To further evaluate the performance of the proposed algorithm, comparative experiments were conducted with several state-of-the-art visual SLAM methods, including RDS-SLAM, DM-SLAM, RDMO-SLAM, Huai et al., and DIO-SLAM, under consistent experimental settings. All algorithms were tested on the same datasets (e.g., walking_half and walking_xyz) with identical parameter configurations to ensure fairness. As shown in
Table 7, MSF-SLAM achieves superior results in highly dynamic scenes, with significantly lower RMSE in trajectory estimation compared to all baselines. For instance, in the walking_half sequence, MSF-SLAM records an RMSE of 0.0202 m, outperforming DIO-SLAM (0.0212 m), Huai et al. (0.0303 m), and RDMO-SLAM (0.0304 m), while in walking_xyz, it achieves an RMSE of 0.0134 m against DIO-SLAM’s 0.0141 m and Huai et al.’s 0.0143 m. These improvements are attributed to the integration of the Multi-Scale Feature Consolidation module (MSFConv), which enhances the detection of fast-moving objects, and the Dynamic Object Filtering Framework (DOFF), which leverages LK optical flow to effectively remove dynamic features. Together, these components enable MSF-SLAM to mitigate the impact of dynamic objects more effectively and maintain robustness in challenging environments.
Figure 5 and
Figure 6 compare the real and estimated trajectories between the improved algorithm and ORB_SLAM3. The black solid line represents the real trajectory, the blue solid line denotes the estimated trajectory, and the red shaded area highlights the error between the two trajectories. The smaller the shaded area, the higher the system’s walking_static, walking_half, and walking_xyz, the improved algorithm significantly outperforms ORB_SLAM3 with substantially smaller trajectory errors.

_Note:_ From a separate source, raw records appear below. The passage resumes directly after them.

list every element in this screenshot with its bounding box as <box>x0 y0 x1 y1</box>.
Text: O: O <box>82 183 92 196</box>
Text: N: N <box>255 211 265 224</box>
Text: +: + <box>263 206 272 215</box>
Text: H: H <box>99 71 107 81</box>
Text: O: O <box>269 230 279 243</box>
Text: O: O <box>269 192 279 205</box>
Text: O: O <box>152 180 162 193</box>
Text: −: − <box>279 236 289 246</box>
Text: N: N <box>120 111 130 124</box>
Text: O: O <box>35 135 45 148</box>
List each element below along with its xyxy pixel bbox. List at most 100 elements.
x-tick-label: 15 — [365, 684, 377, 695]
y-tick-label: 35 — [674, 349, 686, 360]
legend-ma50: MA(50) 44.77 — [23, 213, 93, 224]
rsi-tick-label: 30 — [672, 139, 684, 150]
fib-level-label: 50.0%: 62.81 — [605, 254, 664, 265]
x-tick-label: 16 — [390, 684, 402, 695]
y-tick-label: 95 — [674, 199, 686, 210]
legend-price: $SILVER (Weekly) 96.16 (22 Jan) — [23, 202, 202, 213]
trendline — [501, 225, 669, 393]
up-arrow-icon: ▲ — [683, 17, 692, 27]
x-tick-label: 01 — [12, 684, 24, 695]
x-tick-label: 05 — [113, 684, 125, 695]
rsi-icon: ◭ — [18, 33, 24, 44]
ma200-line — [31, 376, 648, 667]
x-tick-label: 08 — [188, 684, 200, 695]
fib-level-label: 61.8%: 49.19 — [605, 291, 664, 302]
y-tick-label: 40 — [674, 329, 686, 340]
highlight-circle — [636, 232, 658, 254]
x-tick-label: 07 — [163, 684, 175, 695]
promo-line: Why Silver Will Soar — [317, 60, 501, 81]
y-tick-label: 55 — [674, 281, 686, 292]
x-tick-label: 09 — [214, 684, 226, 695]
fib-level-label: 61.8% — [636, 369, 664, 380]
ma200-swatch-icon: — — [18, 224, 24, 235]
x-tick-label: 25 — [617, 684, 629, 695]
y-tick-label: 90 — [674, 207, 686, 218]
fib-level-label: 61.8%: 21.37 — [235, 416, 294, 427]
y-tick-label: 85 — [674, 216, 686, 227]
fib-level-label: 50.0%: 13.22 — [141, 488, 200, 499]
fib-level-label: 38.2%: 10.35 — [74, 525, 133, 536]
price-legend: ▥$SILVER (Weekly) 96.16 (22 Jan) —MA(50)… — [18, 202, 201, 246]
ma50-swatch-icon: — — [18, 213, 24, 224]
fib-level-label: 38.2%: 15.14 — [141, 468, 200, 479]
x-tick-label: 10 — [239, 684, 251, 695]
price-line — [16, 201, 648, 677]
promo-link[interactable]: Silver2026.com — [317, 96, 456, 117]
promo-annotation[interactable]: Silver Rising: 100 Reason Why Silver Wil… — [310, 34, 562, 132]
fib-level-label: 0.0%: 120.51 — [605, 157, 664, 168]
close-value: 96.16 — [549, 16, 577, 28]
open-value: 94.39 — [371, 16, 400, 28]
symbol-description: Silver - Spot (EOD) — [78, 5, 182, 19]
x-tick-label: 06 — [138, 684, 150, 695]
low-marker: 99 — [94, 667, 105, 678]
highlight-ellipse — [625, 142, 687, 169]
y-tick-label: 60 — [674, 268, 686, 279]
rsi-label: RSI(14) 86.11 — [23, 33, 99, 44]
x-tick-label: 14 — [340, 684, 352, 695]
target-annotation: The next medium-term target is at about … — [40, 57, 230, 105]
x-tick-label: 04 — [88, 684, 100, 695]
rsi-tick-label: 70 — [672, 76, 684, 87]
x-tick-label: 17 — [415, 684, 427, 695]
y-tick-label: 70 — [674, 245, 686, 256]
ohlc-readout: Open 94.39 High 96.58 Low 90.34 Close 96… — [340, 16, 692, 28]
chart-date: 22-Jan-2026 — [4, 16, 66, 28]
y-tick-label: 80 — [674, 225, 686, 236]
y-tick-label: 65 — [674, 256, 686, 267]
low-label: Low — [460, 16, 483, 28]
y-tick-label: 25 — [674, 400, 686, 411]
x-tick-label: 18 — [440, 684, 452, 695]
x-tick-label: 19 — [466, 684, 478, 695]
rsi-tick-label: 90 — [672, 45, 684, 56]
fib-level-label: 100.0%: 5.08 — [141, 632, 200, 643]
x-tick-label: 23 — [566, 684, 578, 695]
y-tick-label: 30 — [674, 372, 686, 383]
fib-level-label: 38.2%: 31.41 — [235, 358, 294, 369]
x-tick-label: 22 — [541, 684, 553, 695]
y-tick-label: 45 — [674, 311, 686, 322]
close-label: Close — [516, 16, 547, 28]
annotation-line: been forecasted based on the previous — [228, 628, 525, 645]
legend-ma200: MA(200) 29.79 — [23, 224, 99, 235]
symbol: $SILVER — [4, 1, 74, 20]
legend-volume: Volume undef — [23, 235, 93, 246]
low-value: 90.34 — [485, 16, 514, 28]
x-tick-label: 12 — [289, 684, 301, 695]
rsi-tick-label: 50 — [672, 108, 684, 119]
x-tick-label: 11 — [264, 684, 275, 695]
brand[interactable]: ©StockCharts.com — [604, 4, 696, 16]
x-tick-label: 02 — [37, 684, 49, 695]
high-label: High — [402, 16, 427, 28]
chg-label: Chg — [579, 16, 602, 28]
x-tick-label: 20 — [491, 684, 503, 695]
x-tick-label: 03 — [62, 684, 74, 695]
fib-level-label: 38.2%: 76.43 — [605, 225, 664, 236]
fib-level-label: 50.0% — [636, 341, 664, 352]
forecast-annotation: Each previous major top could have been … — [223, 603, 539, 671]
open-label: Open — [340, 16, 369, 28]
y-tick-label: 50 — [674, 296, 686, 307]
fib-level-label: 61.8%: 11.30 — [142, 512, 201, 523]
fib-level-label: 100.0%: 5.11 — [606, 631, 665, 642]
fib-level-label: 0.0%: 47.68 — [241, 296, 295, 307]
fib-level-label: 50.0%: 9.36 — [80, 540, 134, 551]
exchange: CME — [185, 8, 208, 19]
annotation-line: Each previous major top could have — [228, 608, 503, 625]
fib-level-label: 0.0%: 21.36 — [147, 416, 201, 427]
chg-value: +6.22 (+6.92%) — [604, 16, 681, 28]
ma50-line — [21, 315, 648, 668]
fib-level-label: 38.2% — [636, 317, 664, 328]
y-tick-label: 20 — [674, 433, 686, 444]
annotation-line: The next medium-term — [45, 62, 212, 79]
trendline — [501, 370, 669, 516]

4.3. Computational Performance Analysis
To evaluate the computational efficiency of MSF-SLAM, we benchmarked resource usage against ORB-SLAM3 on two platforms: a high-performance laptop (Intel i9-14900HX, NVIDIA RTX 4060, 32 GB RAM) and an edge device (NVIDIA Jetson Xavier NX, 8 GB RAM).
Table 8 summarizes the results for the “walking_xyz” sequence (1000 frames).
On the laptop, MSF-SLAM achieves 233.1 FPS with 65% GPU utilization, 8.2 GB VRAM, and 12.5 GB RAM, compared to ORB-SLAM3’s 275.1 FPS, 20% GPU utilization, 1.5 GB VRAM, and 6.8 GB RAM. The increased resource demand reflects the integration of YOLOv8+MSFConv, which adds ~9.9% computational overhead (8.9 vs. 8.1 GFLOPs). On the Jetson Xavier NX, MSF-SLAM runs at 45.2 FPS with 5.8 GB VRAM, suitable for real-time robotics applications (>30 FPS), while ORB-SLAM3 achieves 78.4 FPS with 1.2 GB VRAM. Per-frame latency for MSF-SLAM is 4.3 ms (laptop) and 22.1 ms (Jetson), compared to ORB-SLAM3’s 3.6 ms and 12.8 ms, respectively.
These results indicate that MSF-SLAM’s enhanced accuracy (94.43% ATE reduction) comes with a manageable resource trade-off, enabling deployment on mid-range edge devices for dynamic SLAM tasks, such as autonomous navigation in indoor environments.